Isabelle matrix arithmetic: det_linear_row_setsum in library with different notation

Question

I recently started using the Isabelle theorem prover. As I want to prove another lemma, I would like to use a different notation than the one used in the lemma "det_linear_row_setsum", which can be found in the HOL library. More specifically, I would like to use the "χ i j notation" instead of "χ i". I have been trying to formulate an equivalent expression for some time, but couldn't figure it out yet.
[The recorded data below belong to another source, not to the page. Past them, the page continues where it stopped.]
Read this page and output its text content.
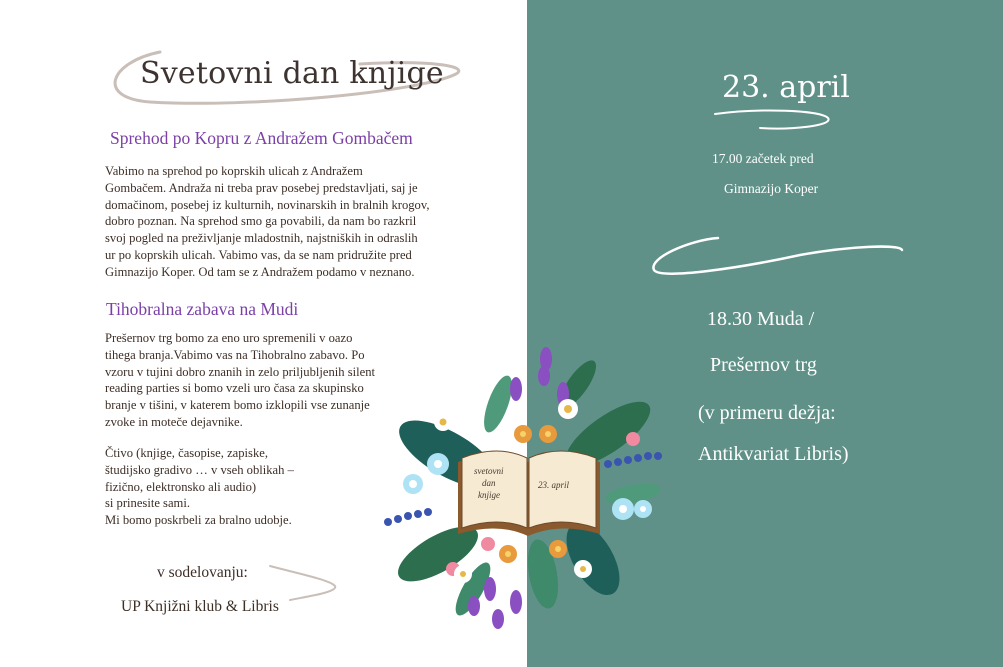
Svetovni dan knjige
Sprehod po Kopru z Andražem Gombačem
Vabimo na sprehod po koprskih ulicah z Andražem
Gombačem. Andraža ni treba prav posebej predstavljati, saj je
domačinom, posebej iz kulturnih, novinarskih in bralnih krogov,
dobro poznan. Na sprehod smo ga povabili, da nam bo razkril
svoj pogled na preživljanje mladostnih, najstniških in odraslih
ur po koprskih ulicah. Vabimo vas, da se nam pridružite pred
Gimnazijo Koper. Od tam se z Andražem podamo v neznano.
Tihobralna zabava na Mudi
Prešernov trg bomo za eno uro spremenili v oazo
tihega branja.Vabimo vas na Tihobralno zabavo. Po
vzoru v tujini dobro znanih in zelo priljubljenih silent
reading parties si bomo vzeli uro časa za skupinsko
branje v tišini, v katerem bomo izklopili vse zunanje
zvoke in moteče dejavnike.
Čtivo (knjige, časopise, zapiske,
študijsko gradivo … v vseh oblikah –
fizično, elektronsko ali audio)
si prinesite sami.
Mi bomo poskrbeli za bralno udobje.
v sodelovanju:
UP Knjižni klub & Libris
23. april
17.00 začetek pred
Gimnazijo Koper
18.30 Muda /
Prešernov trg
(v primeru dežja:
Antikvariat Libris)
svetovni
dan
knjige
23. april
(* ORIGINAL lemma from library *)
(* from HOL/Multivariate_Analysis/Determinants.thy *)
lemma det_linear_row_setsum:
  assumes fS: "finite S"
  shows "det ((χ i. if i = k then setsum (a i) S else c i)::'a::comm_ring_1^'n^'n) = setsum (λj. det ((χ i. if i = k then a  i j else c i)::'a^'n^'n)) S"
proof(induct rule: finite_induct[OF fS])
  case 1 thus ?case apply simp  unfolding setsum_empty det_row_0[of k] ..
next
  case (2 x F)
  then  show ?case by (simp add: det_row_add cong del: if_weak_cong)
qed

..

(* My approach to rewrite the above lemma in χ i j matrix notation *)
lemma mydet_linear_row_setsum:
  assumes fS: "finite S"
  fixes A :: "'a::comm_ring_1^'n^'n" and k :: "'n"  and vec1 :: "'vec1 ⇒ ('a, 'n) vec"
  shows "det ( χ r c . if r = k then (setsum (λj .vec1 j $ c) S) else A $ r $ c ) =
    (setsum (λj . (det( χ r c . if r = k then vec1 j $ c else A $ r $ c ))) S)" 
proof-
  show ?thesis sorry
qed

Answer 1

First, make yourself clear what the original lemma says: a is a family of vectors indexed by i and j, c is a family of vectors indexed by i. The k-th row of the matrix on the left is the sum of the vectors a k j ranged over all j from the set S. The other rows are taken from c. On the right, the matrices are the same except that row k is now a k j and the j is bound in the outer sum.

As you have realised, the family of vectors a is only used for the index i = k, so you can replace a by %_ j. vec1 $ j. Your matrix A yields the family of rows, i.e., c becomes %r. A $ r. Then, you merely have to exploit that (χ n. x $ n) = x (theorem vec_nth_inverse) and push the $ through the if and setsum. The result looks as follows:

lemma mydet_linear_row_setsum:
  assumes fS: "finite S"
  fixes A :: "'a::comm_ring_1^'n^'n" and k :: "'n" and vec1 :: "'vec1 => 'a^'n"
  shows "det (χ r c . if r = k then setsum (%j. vec1 j $ c) S else A $ r $ c) =
    (setsum (%j. (det(χ r c . if r = k then vec1 j $ c else A $ r $ c))) S)"

To prove this, you just have to undo the expansion and the pushing through, the lemmas if_distrib, cond_application_beta, and setsum_component might help you in doing so.